Western wildfires: Firefighters to get additional resources

Firefighters across the West saw little relief over the weekend as wildfires raged in the drought-stricken region, but for those in Washington, other states will soon provide additional resources.

A look at large Western wildfires:



Fire officials say a complex of wildfires burning in north-central Washington has grown to cover 374 square miles. Infrared mapping found the fires spread about 19 square miles Saturday evening.

Fire spokeswoman Suzanne Flory says there could be some explosive fire growth Sunday if a cap of smoke lifts from Okanogan County, as has been forecast. When the smoke lifts on a wildfire, humidity drops, heat rises and fires can flare up. Flory says it's similar to what happens when the flue is opened on a fireplace.

Flory says the good news is that less smokes means restrictions on air travel will be lifted and more fire tankers can fly over and drop water and chemical retardant.

Meanwhile, officials have downgraded some evacuation notices, allowing some people to return to their homes.



Firefighters were gaining some ground against a California wildfire that led to the evacuation of thousands of people and destroyed a lodge in Kings Canyon National Park.

Despite relentlessly high temperatures, fire crews increased the blaze's containment to 7 percent, the U.S. Forest Service said. The wildfire has burned across more than 73 square miles of timber and brush left parched by the state's extended drought.

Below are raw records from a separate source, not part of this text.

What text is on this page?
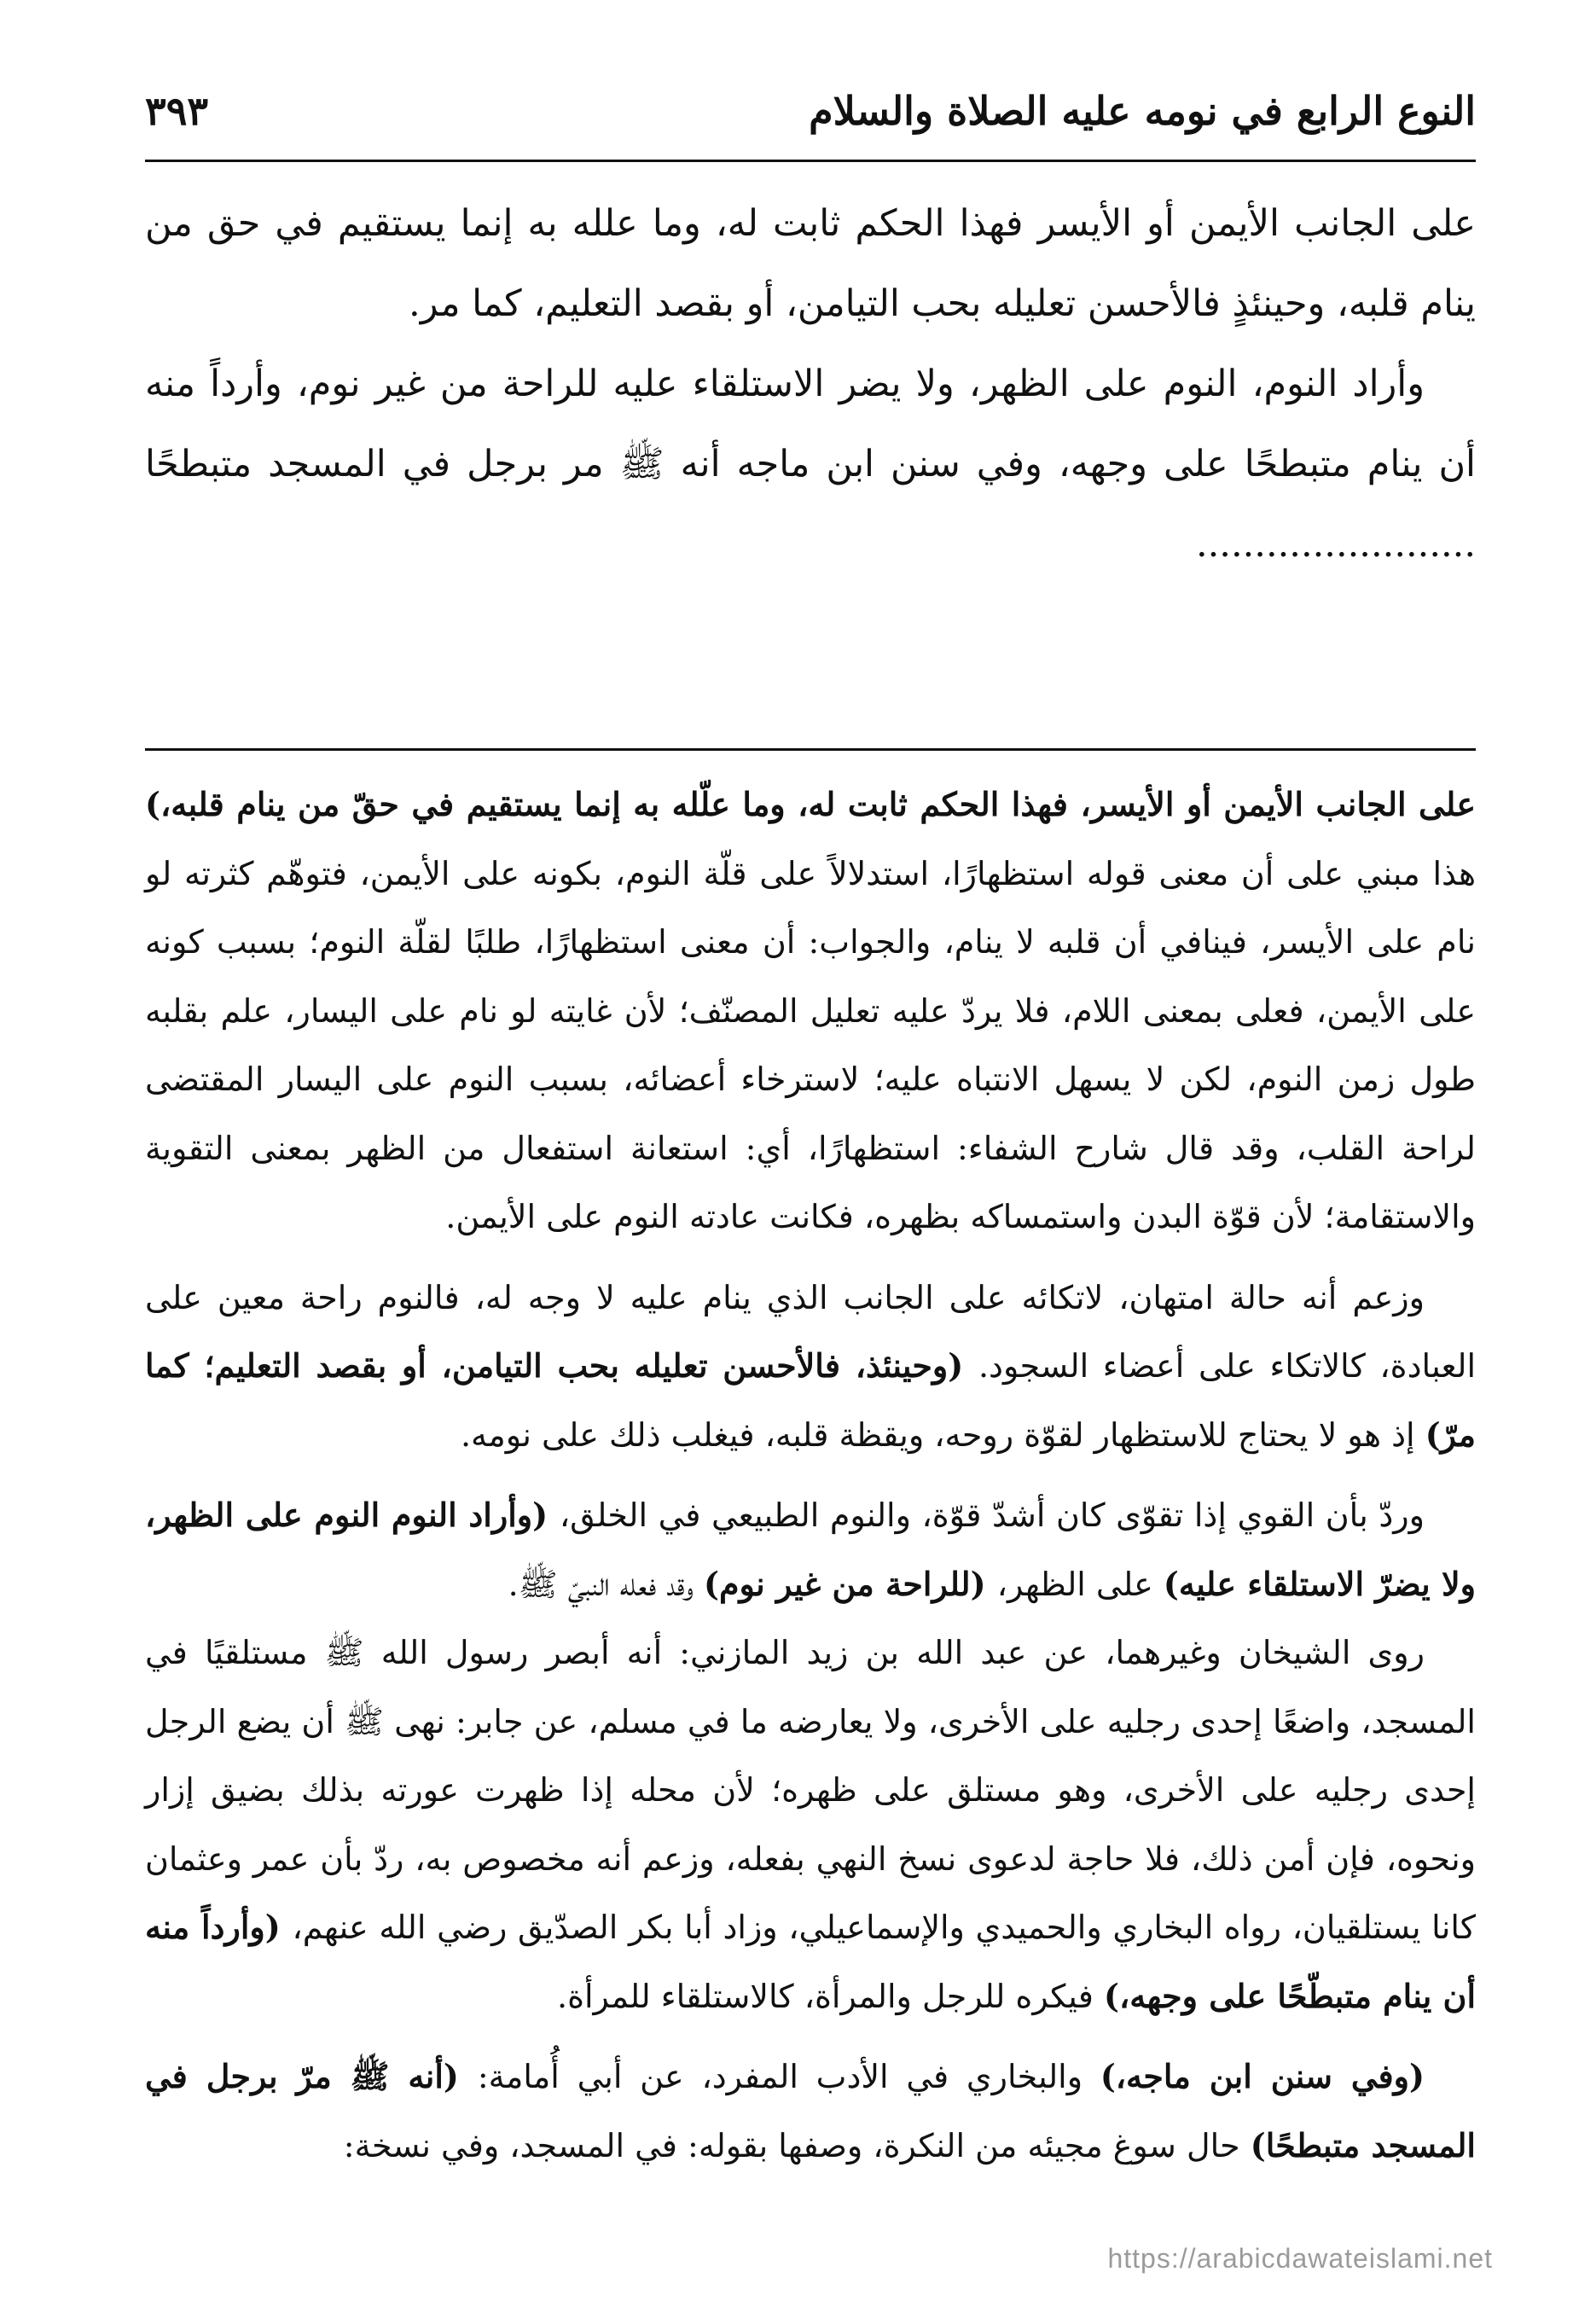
النوع الرابع في نومه عليه الصلاة والسلام
٣٩٣

على الجانب الأيمن أو الأيسر فهذا الحكم ثابت له، وما علله به إنما يستقيم في حق من ينام قلبه، وحينئذٍ فالأحسن تعليله بحب التيامن، أو بقصد التعليم، كما مر.

وأراد النوم، النوم على الظهر، ولا يضر الاستلقاء عليه للراحة من غير نوم، وأرداً منه أن ينام متبطحًا على وجهه، وفي سنن ابن ماجه أنه ﷺ مر برجل في المسجد متبطحًا ........................

على الجانب الأيمن أو الأيسر، فهذا الحكم ثابت له، وما علّله به إنما يستقيم في حقّ من ينام قلبه،) هذا مبني على أن معنى قوله استظهارًا، استدلالاً على قلّة النوم، بكونه على الأيمن، فتوهّم كثرته لو نام على الأيسر، فينافي أن قلبه لا ينام، والجواب: أن معنى استظهارًا، طلبًا لقلّة النوم؛ بسبب كونه على الأيمن، فعلى بمعنى اللام، فلا يردّ عليه تعليل المصنّف؛ لأن غايته لو نام على اليسار، علم بقلبه طول زمن النوم، لكن لا يسهل الانتباه عليه؛ لاسترخاء أعضائه، بسبب النوم على اليسار المقتضى لراحة القلب، وقد قال شارح الشفاء: استظهارًا، أي: استعانة استفعال من الظهر بمعنى التقوية والاستقامة؛ لأن قوّة البدن واستمساكه بظهره، فكانت عادته النوم على الأيمن.

وزعم أنه حالة امتهان، لاتكائه على الجانب الذي ينام عليه لا وجه له، فالنوم راحة معين على العبادة، كالاتكاء على أعضاء السجود. (وحينئذ، فالأحسن تعليله بحب التيامن، أو بقصد التعليم؛ كما مرّ) إذ هو لا يحتاج للاستظهار لقوّة روحه، ويقظة قلبه، فيغلب ذلك على نومه.

وردّ بأن القوي إذا تقوّى كان أشدّ قوّة، والنوم الطبيعي في الخلق، (وأراد النوم النوم على الظهر، ولا يضرّ الاستلقاء عليه) على الظهر، (للراحة من غير نوم) وقد فعله النبيّ ﷺ.

روى الشيخان وغيرهما، عن عبد الله بن زيد المازني: أنه أبصر رسول الله ﷺ مستلقيًا في المسجد، واضعًا إحدى رجليه على الأخرى، ولا يعارضه ما في مسلم، عن جابر: نهى ﷺ أن يضع الرجل إحدى رجليه على الأخرى، وهو مستلق على ظهره؛ لأن محله إذا ظهرت عورته بذلك بضيق إزار ونحوه، فإن أمن ذلك، فلا حاجة لدعوى نسخ النهي بفعله، وزعم أنه مخصوص به، ردّ بأن عمر وعثمان كانا يستلقيان، رواه البخاري والحميدي والإسماعيلي، وزاد أبا بكر الصدّيق رضي الله عنهم، (وأرداً منه أن ينام متبطّحًا على وجهه،) فيكره للرجل والمرأة، كالاستلقاء للمرأة.

(وفي سنن ابن ماجه،) والبخاري في الأدب المفرد، عن أبي أُمامة: (أنه ﷺ مرّ برجل في المسجد متبطحًا) حال سوغ مجيئه من النكرة، وصفها بقوله: في المسجد، وفي نسخة:

https://arabicdawateislami.net
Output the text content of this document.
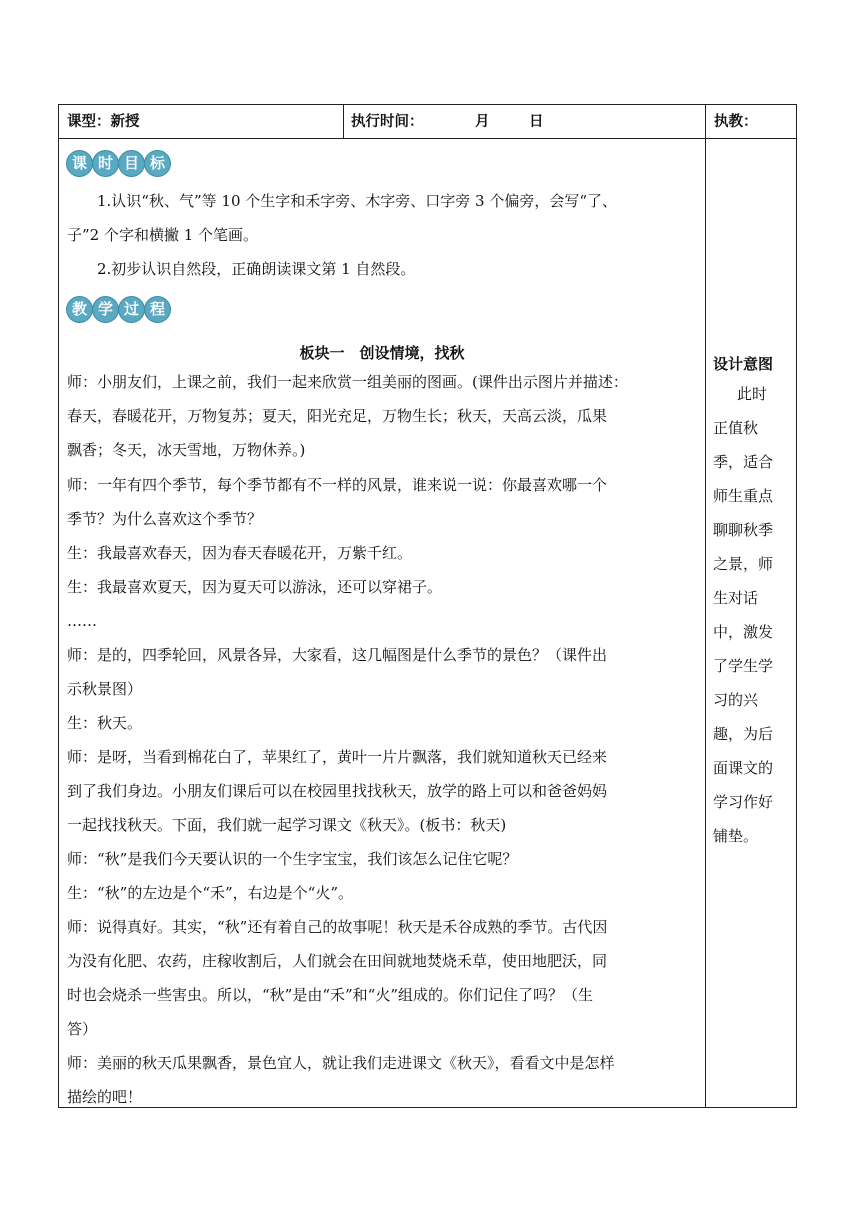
课型：新授	执行时间：	月	日	执教：
课 时 目 标
1.认识“秋、气”等 10 个生字和禾字旁、木字旁、口字旁 3 个偏旁，会写“了、
子”2 个字和横撇 1 个笔画。
2.初步认识自然段，正确朗读课文第 1 自然段。
教 学 过 程
板块一　创设情境，找秋
师：小朋友们，上课之前，我们一起来欣赏一组美丽的图画。(课件出示图片并描述：
春天，春暖花开，万物复苏；夏天，阳光充足，万物生长；秋天，天高云淡，瓜果
飘香；冬天，冰天雪地，万物休养。)
师：一年有四个季节，每个季节都有不一样的风景，谁来说一说：你最喜欢哪一个
季节？为什么喜欢这个季节？
生：我最喜欢春天，因为春天春暖花开，万紫千红。
生：我最喜欢夏天，因为夏天可以游泳，还可以穿裙子。
……
师：是的，四季轮回，风景各异，大家看，这几幅图是什么季节的景色？（课件出
示秋景图）
生：秋天。
师：是呀，当看到棉花白了，苹果红了，黄叶一片片飘落，我们就知道秋天已经来
到了我们身边。小朋友们课后可以在校园里找找秋天，放学的路上可以和爸爸妈妈
一起找找秋天。下面，我们就一起学习课文《秋天》。(板书：秋天)
师：“秋”是我们今天要认识的一个生字宝宝，我们该怎么记住它呢？
生：“秋”的左边是个“禾”，右边是个“火”。
师：说得真好。其实，“秋”还有着自己的故事呢！秋天是禾谷成熟的季节。古代因
为没有化肥、农药，庄稼收割后，人们就会在田间就地焚烧禾草，使田地肥沃，同
时也会烧杀一些害虫。所以，“秋”是由“禾”和“火”组成的。你们记住了吗？（生
答）
师：美丽的秋天瓜果飘香，景色宜人，就让我们走进课文《秋天》，看看文中是怎样
描绘的吧！
设计意图
此时
正值秋
季，适合
师生重点
聊聊秋季
之景，师
生对话
中，激发
了学生学
习的兴
趣，为后
面课文的
学习作好
铺垫。
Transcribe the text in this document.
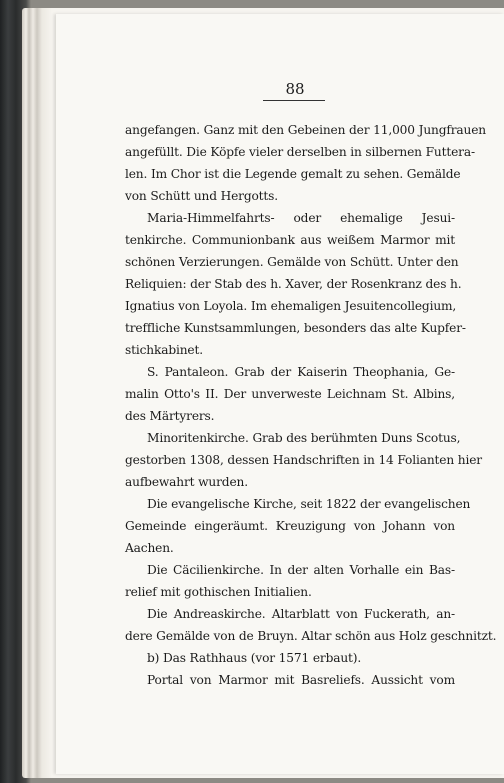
88
angefangen. Ganz mit den Gebeinen der 11,000 Jungfrauen
angefüllt. Die Köpfe vieler derselben in silbernen Futtera-
len. Im Chor ist die Legende gemalt zu sehen. Gemälde
von Schütt und Hergotts.
Maria-Himmelfahrts- oder ehemalige Jesui-
tenkirche. Communionbank aus weißem Marmor mit
schönen Verzierungen. Gemälde von Schütt. Unter den
Reliquien: der Stab des h. Xaver, der Rosenkranz des h.
Ignatius von Loyola. Im ehemaligen Jesuitencollegium,
treffliche Kunstsammlungen, besonders das alte Kupfer-
stichkabinet.
S. Pantaleon. Grab der Kaiserin Theophania, Ge-
malin Otto's II. Der unverweste Leichnam St. Albins,
des Märtyrers.
Minoritenkirche. Grab des berühmten Duns Scotus,
gestorben 1308, dessen Handschriften in 14 Folianten hier
aufbewahrt wurden.
Die evangelische Kirche, seit 1822 der evangelischen
Gemeinde eingeräumt. Kreuzigung von Johann von
Aachen.
Die Cäcilienkirche. In der alten Vorhalle ein Bas-
relief mit gothischen Initialien.
Die Andreaskirche. Altarblatt von Fuckerath, an-
dere Gemälde von de Bruyn. Altar schön aus Holz geschnitzt.
b) Das Rathhaus (vor 1571 erbaut).
Portal von Marmor mit Basreliefs. Aussicht vom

At least 2,500 campers, hikers, employees and residents fled the area last week, including staffers and summer campers at The Hume Lake Christian Camp.

Nobody was hurt when the Kings Canyon lodge, which bills itself as a folksy getaway for tourists, was burned to its foundation.

The lightning-sparked blaze has been burning for three weeks. It is one of 15 wildfires burning across California.



Gov. Kate Brown is activating an additional 250 Oregon National Guard members to help fight destructive wildfires raging across the state.

Brown's decision on Saturday comes days after she activated an initial 125 guard members, who began training in Salem on Saturday and were scheduled to be dispatched on Wednesday to the front lines.

The governor's office says the next group will begin training next week.

Strong winds carried smoke from the blazes in eastern Oregon and Washington across the Cascade mountain range Saturday, prompting air-quality alerts and an influx of 911 calls across the Willamette Valley.